Senate

Senate sends government funding bill to House without debt hike

The Senate on Thursday passed a bill to fund the government, moving to narrowly avoid a shutdown poised to start at midnight.

Senators voted 65-35 to fund the government through Dec. 3, as well as provide emergency funding for disaster relief and Afghan refugee relocation.

The bill still needs to be passed by the House and signed by President Biden by midnight in order to avert a government shutdown that would otherwise start on Friday.

“The continuing resolution contains a number of key items that Republicans called for. That includes supplemental funds to help resettle vetted Afghan refugees and hurricane recovery,” said Senate Minority Leader Mitch McConnell (R-Ky.), adding that it was “encouraging progress.”

Senate Majority Leader Charles Schumer (D-N.Y.) also called the vote “a good outcome.”

“I am happy we are getting this done. With so many things happening here in Washington, the last thing the American people need is for the government to grind to a halt,” Schumer said.

Senate Democrats on Thursday rejected an effort by Republicans to limit the aid given to Afghan refugees who were evacuated, as well as a separate amendment on blocking Biden’s vaccination requirements.

The Senate’s vote on the overall bill, and the House’s likely quick passage, takes one issue off of Congress’s crowded plate with Democrats locked in a high-profile fight over a sweeping spending bill at the heart of Biden’s legislative agenda.

The Senate’s passage of the continuing resolution, which continues funding the government at current levels, comes after Republicans blocked a bill on Monday that would have funded the government until Dec. 3 and suspended the debt ceiling through 2022.

Republicans are refusing to help Democrats raise the debt ceiling as they push them to do it through reconciliation, the budget process that lets them bypass a filibuster.

“Democrats need to begin the fast-track process for handling that issue through reconciliation,” McConnell said. 

“Clumsy attempts at partisan jams by the majority will not change that reality. It didn’t work on government funding and it won’t work on the debt limit. They will just be wasting valuable time,” he added.

Democrats removed the debt ceiling suspension from the funding bill in order to smooth its passage through the Senate and avert a government shutdown.
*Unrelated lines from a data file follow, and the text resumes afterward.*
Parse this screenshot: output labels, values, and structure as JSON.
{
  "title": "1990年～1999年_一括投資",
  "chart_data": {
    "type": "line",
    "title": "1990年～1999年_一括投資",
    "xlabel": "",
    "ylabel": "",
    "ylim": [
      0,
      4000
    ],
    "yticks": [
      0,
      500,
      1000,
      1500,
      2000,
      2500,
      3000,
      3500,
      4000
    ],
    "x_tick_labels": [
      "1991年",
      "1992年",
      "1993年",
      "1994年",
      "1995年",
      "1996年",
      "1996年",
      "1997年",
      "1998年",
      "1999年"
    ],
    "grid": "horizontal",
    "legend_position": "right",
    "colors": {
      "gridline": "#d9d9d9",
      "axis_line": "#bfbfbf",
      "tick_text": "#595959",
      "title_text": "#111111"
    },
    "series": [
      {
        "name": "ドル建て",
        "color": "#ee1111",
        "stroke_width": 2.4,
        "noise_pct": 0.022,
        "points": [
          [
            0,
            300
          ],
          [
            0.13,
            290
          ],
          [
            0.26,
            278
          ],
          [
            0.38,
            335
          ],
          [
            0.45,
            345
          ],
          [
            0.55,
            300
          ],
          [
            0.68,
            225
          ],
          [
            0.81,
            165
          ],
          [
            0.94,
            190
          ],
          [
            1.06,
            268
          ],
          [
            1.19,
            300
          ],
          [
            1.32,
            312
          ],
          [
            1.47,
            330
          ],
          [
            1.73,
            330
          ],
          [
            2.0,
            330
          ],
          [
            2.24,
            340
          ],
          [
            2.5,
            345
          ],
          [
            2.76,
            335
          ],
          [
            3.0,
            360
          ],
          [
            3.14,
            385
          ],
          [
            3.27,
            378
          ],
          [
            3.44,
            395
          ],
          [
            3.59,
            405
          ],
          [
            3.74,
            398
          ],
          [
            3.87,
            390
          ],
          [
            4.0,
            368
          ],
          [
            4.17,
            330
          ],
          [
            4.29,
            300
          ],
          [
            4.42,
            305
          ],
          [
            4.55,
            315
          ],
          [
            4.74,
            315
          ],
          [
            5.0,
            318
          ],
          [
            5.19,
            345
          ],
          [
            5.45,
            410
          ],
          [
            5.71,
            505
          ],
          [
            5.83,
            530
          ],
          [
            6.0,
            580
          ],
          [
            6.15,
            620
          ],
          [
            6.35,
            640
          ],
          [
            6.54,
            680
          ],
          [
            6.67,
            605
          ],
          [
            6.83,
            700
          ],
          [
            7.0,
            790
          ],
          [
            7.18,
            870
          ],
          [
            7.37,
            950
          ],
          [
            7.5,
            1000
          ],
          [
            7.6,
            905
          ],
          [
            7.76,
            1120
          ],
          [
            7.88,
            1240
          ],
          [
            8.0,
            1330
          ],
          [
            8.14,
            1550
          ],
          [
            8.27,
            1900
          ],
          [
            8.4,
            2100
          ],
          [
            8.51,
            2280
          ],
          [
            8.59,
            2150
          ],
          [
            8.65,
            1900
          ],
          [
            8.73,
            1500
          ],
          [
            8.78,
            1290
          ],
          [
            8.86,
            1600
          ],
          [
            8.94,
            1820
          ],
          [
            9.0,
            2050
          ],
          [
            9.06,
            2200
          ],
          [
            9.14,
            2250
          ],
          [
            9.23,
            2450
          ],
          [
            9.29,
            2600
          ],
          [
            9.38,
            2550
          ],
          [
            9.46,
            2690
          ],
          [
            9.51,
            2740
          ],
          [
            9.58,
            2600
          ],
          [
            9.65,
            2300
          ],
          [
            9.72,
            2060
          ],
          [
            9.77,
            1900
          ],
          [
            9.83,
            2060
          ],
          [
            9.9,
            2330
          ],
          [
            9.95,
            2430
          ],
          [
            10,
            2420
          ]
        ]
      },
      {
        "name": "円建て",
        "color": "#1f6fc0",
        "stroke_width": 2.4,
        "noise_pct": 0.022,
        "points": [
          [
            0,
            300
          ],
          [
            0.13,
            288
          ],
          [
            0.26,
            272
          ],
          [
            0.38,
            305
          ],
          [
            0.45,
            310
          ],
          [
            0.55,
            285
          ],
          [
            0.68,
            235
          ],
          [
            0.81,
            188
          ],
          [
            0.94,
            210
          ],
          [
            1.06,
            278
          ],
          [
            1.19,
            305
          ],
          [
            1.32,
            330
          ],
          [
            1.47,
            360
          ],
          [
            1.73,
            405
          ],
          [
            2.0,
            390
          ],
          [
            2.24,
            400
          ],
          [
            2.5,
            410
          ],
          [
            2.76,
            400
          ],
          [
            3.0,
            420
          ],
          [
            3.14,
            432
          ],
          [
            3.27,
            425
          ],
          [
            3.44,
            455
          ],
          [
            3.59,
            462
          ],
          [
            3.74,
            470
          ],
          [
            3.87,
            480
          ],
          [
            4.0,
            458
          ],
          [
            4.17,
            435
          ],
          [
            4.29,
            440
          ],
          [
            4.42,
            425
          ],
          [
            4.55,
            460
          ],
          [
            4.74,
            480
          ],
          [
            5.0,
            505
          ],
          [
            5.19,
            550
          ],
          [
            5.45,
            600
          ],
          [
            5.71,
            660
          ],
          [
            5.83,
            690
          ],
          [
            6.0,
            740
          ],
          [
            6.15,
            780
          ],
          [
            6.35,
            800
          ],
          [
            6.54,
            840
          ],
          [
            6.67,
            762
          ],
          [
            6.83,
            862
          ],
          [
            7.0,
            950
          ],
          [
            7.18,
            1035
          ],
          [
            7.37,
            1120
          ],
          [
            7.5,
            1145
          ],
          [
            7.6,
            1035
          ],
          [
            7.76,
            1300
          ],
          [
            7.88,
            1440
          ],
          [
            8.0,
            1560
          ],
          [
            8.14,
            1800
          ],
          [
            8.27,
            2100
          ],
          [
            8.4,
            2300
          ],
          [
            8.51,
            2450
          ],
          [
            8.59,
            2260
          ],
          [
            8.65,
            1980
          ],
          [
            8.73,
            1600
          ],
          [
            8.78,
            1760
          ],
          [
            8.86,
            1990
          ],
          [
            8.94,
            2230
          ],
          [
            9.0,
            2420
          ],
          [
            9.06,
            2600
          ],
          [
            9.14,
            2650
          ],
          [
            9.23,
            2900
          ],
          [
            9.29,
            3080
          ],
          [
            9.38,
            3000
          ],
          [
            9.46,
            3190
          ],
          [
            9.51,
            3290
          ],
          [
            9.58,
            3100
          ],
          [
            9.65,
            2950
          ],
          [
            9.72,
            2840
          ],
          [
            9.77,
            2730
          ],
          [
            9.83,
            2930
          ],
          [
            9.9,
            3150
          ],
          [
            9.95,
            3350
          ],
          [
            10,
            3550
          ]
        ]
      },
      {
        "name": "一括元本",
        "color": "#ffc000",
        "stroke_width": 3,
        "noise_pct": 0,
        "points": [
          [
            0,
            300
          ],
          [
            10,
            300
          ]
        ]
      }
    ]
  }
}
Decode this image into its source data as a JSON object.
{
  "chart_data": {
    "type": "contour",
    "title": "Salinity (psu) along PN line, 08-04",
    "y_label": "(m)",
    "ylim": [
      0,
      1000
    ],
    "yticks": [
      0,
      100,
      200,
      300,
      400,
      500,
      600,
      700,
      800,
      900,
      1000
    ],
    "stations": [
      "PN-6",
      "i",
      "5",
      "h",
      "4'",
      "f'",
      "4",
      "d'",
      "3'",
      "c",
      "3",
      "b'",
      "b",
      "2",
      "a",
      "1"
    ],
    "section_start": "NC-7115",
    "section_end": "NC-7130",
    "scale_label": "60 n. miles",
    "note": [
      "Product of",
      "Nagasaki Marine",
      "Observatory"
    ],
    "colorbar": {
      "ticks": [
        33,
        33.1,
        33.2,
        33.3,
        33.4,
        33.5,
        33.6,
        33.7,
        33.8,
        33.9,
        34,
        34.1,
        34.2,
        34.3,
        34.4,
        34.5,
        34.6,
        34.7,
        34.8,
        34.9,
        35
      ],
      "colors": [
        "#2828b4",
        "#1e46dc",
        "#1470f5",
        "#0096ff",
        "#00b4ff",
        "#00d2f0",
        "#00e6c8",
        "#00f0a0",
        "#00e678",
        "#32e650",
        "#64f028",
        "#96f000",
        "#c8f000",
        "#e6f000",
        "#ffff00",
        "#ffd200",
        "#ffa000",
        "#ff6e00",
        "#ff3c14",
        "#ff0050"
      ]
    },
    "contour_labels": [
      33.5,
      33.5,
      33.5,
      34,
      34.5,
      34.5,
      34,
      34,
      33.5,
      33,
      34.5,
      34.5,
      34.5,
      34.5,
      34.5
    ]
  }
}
Democrats are so far refusing to use reconciliation to raise the debt ceiling, which would require them to say a number they are raising the nation’s borrowing limit to.

Speaker Nancy Pelosi (D-Calif.) indicated to reporters on Wednesday night that she had ruled out using reconciliation and Schumer has called it a “non-starter” and “risky.”

Congress has until Oct. 18 to find a way to raise the debt ceiling, according to a letter from Treasury Secretary Janet Yellen.

Though the country has never defaulted, even struggling to raise the debt ceiling in 2011 resulted in S&P stripping the United States of its longtime AAA credit rating.

A default could cost millions of job losses and wipe out trillions in household wealth, according to a recent report from Moody’s Analytics.

“We have more work to do: just as our Republican colleagues realize that a government shutdown would be catastrophic, they should realize that a default on the national debt would be even worse,” Schumer said.